Aku tidak berkomentar apa pun. Takut salah. Hanya, menjadi pelajaran buatku agar tidak membocorkan apa pun yang terjadi di dalam rumah tanggaku. Bukankah menepuk air di dulang, tepercik muka sendiri?Â
Tepat ketika beliau berulang tahun, dicegatnya aku di suatu sekolah tempatku mengabdi sebagai sambilan. Dimintanya aku langsung menuju ke suatu seafood resto. Aku yang membawa kendaraan roda empat mengikuti motornya. Ya, aku pun mengikuti dengan perasaan tanpa beban.

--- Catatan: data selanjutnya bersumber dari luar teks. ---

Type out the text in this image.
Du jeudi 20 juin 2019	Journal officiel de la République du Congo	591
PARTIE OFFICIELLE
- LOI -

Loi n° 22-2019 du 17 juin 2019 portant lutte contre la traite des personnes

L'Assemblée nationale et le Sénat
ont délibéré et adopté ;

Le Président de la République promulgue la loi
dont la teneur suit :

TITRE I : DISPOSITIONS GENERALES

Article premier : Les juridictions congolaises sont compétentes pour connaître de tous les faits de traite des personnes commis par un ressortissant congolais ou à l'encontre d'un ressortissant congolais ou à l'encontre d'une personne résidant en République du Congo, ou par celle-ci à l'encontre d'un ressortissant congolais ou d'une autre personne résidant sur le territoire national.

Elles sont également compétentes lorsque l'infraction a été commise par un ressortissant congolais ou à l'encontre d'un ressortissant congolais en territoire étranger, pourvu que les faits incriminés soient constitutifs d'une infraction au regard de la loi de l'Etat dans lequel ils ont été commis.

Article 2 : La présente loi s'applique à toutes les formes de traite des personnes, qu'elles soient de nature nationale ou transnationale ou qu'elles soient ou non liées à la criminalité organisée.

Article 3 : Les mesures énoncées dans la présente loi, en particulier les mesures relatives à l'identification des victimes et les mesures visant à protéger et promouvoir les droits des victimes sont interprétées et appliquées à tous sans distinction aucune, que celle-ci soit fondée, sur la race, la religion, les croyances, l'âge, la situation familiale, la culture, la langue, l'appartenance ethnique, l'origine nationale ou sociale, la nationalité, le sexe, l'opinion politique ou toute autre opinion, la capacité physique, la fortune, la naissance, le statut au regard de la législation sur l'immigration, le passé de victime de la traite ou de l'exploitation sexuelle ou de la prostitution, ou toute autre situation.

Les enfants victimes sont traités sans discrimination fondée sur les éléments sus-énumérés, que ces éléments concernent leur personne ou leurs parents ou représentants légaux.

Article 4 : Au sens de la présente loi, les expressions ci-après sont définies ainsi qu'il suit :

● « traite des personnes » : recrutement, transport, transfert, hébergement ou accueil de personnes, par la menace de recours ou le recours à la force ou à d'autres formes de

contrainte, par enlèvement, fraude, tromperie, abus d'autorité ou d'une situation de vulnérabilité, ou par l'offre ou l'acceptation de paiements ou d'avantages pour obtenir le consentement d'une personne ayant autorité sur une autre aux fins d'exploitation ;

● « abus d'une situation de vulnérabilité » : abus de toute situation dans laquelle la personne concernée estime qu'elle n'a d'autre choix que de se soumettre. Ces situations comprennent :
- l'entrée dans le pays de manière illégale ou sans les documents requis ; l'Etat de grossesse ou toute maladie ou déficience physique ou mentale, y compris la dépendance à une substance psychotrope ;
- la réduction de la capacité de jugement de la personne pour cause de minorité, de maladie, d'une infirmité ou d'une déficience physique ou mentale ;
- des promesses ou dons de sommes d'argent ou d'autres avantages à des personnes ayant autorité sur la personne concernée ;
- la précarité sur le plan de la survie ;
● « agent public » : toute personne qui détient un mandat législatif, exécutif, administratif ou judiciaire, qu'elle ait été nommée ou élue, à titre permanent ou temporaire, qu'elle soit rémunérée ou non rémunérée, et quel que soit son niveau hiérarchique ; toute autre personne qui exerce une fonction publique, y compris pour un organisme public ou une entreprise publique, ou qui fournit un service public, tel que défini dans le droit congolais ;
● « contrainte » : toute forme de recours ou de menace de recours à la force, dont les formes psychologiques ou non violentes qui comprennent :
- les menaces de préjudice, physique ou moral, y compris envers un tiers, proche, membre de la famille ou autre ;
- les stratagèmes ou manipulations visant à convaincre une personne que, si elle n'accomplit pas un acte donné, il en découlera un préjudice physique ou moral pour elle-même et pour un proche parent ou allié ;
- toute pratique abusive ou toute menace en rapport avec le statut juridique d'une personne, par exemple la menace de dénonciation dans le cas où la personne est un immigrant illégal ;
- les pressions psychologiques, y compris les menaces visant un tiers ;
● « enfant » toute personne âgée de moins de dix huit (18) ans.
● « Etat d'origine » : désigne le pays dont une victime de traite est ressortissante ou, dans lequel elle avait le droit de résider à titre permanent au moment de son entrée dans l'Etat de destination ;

Kalau pertemuan berdua di lesehan, kukira aman-aman saja, senyampang tidak menyalahi aturan. Aku menghindari pertemuan berdua di tempat sepi.
Setiba di resto, ia telah memesan ikan bakar, tumis kangkung, tahu, dan tempe goreng, serta jus alpukat. Dia tahu betul kesukaanku.
"Dik, aku menderita diabetes. Jadi, aku akan melihatmu makan. Nanti, kalau pesanan ini masih tersisa, boleh dibungkus untuk kaubawa pulang," pesannya sambil tersenyum.
"Loh, kukira sebanyak ini mau makan bersamaku," tanyaku.
"Iya, makan sajalah sekenyangnya. Aku hanya ingin menemanimu barang sejenak. Aku tahu betapa sulitnya mencari waktu seperti ini, 'kan? Banyak kendala!" keluhnya.
"Hmmm, iya kita harus tahu diri," lirihku.
"Hehe ... sejak dilarang berhubungan hingga saat ini, hati ini terpenjara," gerutunya lirih, nyaris tak terdengar.
"Ya, sudahlah. Nikmati hidupmu sebagaimana adanya. Jangan meminta lebih," hiburku.
"Tapi aku bersyukur, setidaknya masih bisa curhatan denganmu. Jangan lari-lari menghindariku lagi, ya," lanjutnya.
"Hmmm, ... mengalir sajalah, hidup sudah ada yang mengatur," kataku.